Вой, кашлянье и чиханье вертолета быстро стали привычными и превратились в особую тишину, в которой собственные мысли кажутся чужими, отдаленными. Чувство беспомощности перестало вызывать злобу, а лишь легкую жалость к себе. «Эх, Света, Света». Он вдруг понял, что никогда на ней не женится. Да, невыйдет она замуж ни за старшего лейтенанта, ни за капитана, ни за майора Борисова. Не достаточно он выгоден для нее, а она жертвовать ничем не привыкла…Света с ее московской мордашкой, акающей московской скороговоркой была холодна. «Белорыбица». Она давала только тогда, когда считала нужным, расчетливо. Никаких порывов. И ей вечно не хватало денег, хотя деньги она одновременно и презирала. А в любви была скупа, заставляла ждать и ждать, в постели бывало отворачивалась без всякого повода, бормотала «спать хочу» и, не обращая внимания на его жадные руки, действительно засыпала за минуту, дышала ровно, словно младенец, а он до середины ночи смотрел в потолок, тихо бесился. Вместо счастья — нытье в груди. Нет, если меня ранят — не хочу ее в госпитале, если убьют — не хочу ее на похоронах… Но меня не убьют и даже не ранят, правда, Борисов? Правда, правда.
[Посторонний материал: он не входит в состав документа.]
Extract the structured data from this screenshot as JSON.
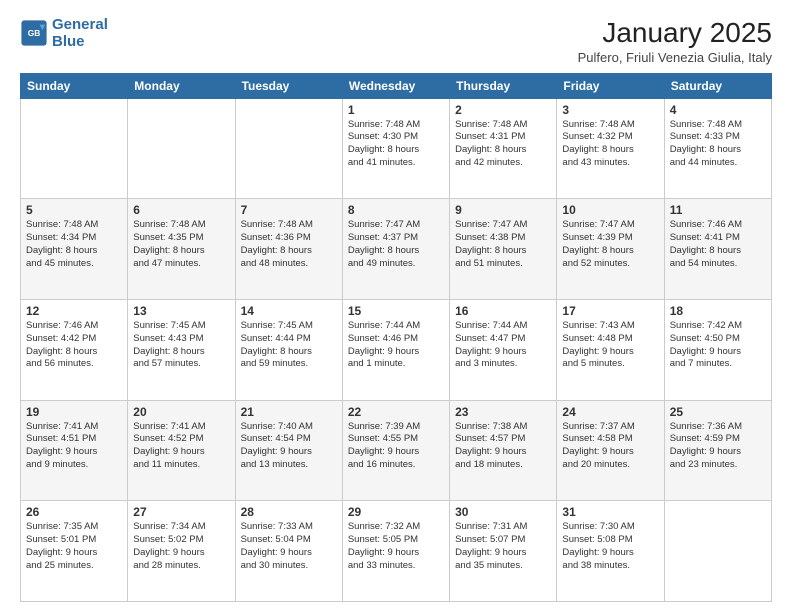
{
  "logo": {
    "line1": "General",
    "line2": "Blue"
  },
  "title": "January 2025",
  "location": "Pulfero, Friuli Venezia Giulia, Italy",
  "days_of_week": [
    "Sunday",
    "Monday",
    "Tuesday",
    "Wednesday",
    "Thursday",
    "Friday",
    "Saturday"
  ],
  "weeks": [
    [
      {
        "day": "",
        "content": ""
      },
      {
        "day": "",
        "content": ""
      },
      {
        "day": "",
        "content": ""
      },
      {
        "day": "1",
        "content": "Sunrise: 7:48 AM\nSunset: 4:30 PM\nDaylight: 8 hours\nand 41 minutes."
      },
      {
        "day": "2",
        "content": "Sunrise: 7:48 AM\nSunset: 4:31 PM\nDaylight: 8 hours\nand 42 minutes."
      },
      {
        "day": "3",
        "content": "Sunrise: 7:48 AM\nSunset: 4:32 PM\nDaylight: 8 hours\nand 43 minutes."
      },
      {
        "day": "4",
        "content": "Sunrise: 7:48 AM\nSunset: 4:33 PM\nDaylight: 8 hours\nand 44 minutes."
      }
    ],
    [
      {
        "day": "5",
        "content": "Sunrise: 7:48 AM\nSunset: 4:34 PM\nDaylight: 8 hours\nand 45 minutes."
      },
      {
        "day": "6",
        "content": "Sunrise: 7:48 AM\nSunset: 4:35 PM\nDaylight: 8 hours\nand 47 minutes."
      },
      {
        "day": "7",
        "content": "Sunrise: 7:48 AM\nSunset: 4:36 PM\nDaylight: 8 hours\nand 48 minutes."
      },
      {
        "day": "8",
        "content": "Sunrise: 7:47 AM\nSunset: 4:37 PM\nDaylight: 8 hours\nand 49 minutes."
      },
      {
        "day": "9",
        "content": "Sunrise: 7:47 AM\nSunset: 4:38 PM\nDaylight: 8 hours\nand 51 minutes."
      },
      {
        "day": "10",
        "content": "Sunrise: 7:47 AM\nSunset: 4:39 PM\nDaylight: 8 hours\nand 52 minutes."
      },
      {
        "day": "11",
        "content": "Sunrise: 7:46 AM\nSunset: 4:41 PM\nDaylight: 8 hours\nand 54 minutes."
      }
    ],
    [
      {
        "day": "12",
        "content": "Sunrise: 7:46 AM\nSunset: 4:42 PM\nDaylight: 8 hours\nand 56 minutes."
      },
      {
        "day": "13",
        "content": "Sunrise: 7:45 AM\nSunset: 4:43 PM\nDaylight: 8 hours\nand 57 minutes."
      },
      {
        "day": "14",
        "content": "Sunrise: 7:45 AM\nSunset: 4:44 PM\nDaylight: 8 hours\nand 59 minutes."
      },
      {
        "day": "15",
        "content": "Sunrise: 7:44 AM\nSunset: 4:46 PM\nDaylight: 9 hours\nand 1 minute."
      },
      {
        "day": "16",
        "content": "Sunrise: 7:44 AM\nSunset: 4:47 PM\nDaylight: 9 hours\nand 3 minutes."
      },
      {
        "day": "17",
        "content": "Sunrise: 7:43 AM\nSunset: 4:48 PM\nDaylight: 9 hours\nand 5 minutes."
      },
      {
        "day": "18",
        "content": "Sunrise: 7:42 AM\nSunset: 4:50 PM\nDaylight: 9 hours\nand 7 minutes."
      }
    ],
    [
      {
        "day": "19",
        "content": "Sunrise: 7:41 AM\nSunset: 4:51 PM\nDaylight: 9 hours\nand 9 minutes."
      },
      {
        "day": "20",
        "content": "Sunrise: 7:41 AM\nSunset: 4:52 PM\nDaylight: 9 hours\nand 11 minutes."
      },
      {
        "day": "21",
        "content": "Sunrise: 7:40 AM\nSunset: 4:54 PM\nDaylight: 9 hours\nand 13 minutes."
      },
      {
        "day": "22",
        "content": "Sunrise: 7:39 AM\nSunset: 4:55 PM\nDaylight: 9 hours\nand 16 minutes."
      },
      {
        "day": "23",
        "content": "Sunrise: 7:38 AM\nSunset: 4:57 PM\nDaylight: 9 hours\nand 18 minutes."
      },
      {
        "day": "24",
        "content": "Sunrise: 7:37 AM\nSunset: 4:58 PM\nDaylight: 9 hours\nand 20 minutes."
      },
      {
        "day": "25",
        "content": "Sunrise: 7:36 AM\nSunset: 4:59 PM\nDaylight: 9 hours\nand 23 minutes."
      }
    ],
    [
      {
        "day": "26",
        "content": "Sunrise: 7:35 AM\nSunset: 5:01 PM\nDaylight: 9 hours\nand 25 minutes."
      },
      {
        "day": "27",
        "content": "Sunrise: 7:34 AM\nSunset: 5:02 PM\nDaylight: 9 hours\nand 28 minutes."
      },
      {
        "day": "28",
        "content": "Sunrise: 7:33 AM\nSunset: 5:04 PM\nDaylight: 9 hours\nand 30 minutes."
      },
      {
        "day": "29",
        "content": "Sunrise: 7:32 AM\nSunset: 5:05 PM\nDaylight: 9 hours\nand 33 minutes."
      },
      {
        "day": "30",
        "content": "Sunrise: 7:31 AM\nSunset: 5:07 PM\nDaylight: 9 hours\nand 35 minutes."
      },
      {
        "day": "31",
        "content": "Sunrise: 7:30 AM\nSunset: 5:08 PM\nDaylight: 9 hours\nand 38 minutes."
      },
      {
        "day": "",
        "content": ""
      }
    ]
  ]
}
МИ-8 пошел на снижение, и в желудке старшего лейтенанта образовалась четкая пустота, а нервы придали телу скрытую пружинность и силу. Вот он, сигнал! Бго похлопали по плечам, спине. Кто-то пожелал ему локтем в ребра удачи. Яркие вспышки разнеслись от вертолета. «Клоуны». Вертолет застыл, прожектор осветил лунный пейзаж. Вертолет переместился. «Чего он себя выдает? Ну да, если были бы здесь душманы и был у них «Стингер», то они все равно видели бы нас как днем. Но их нет, правда ведь, Борисов, ведь правда? Правда, правда».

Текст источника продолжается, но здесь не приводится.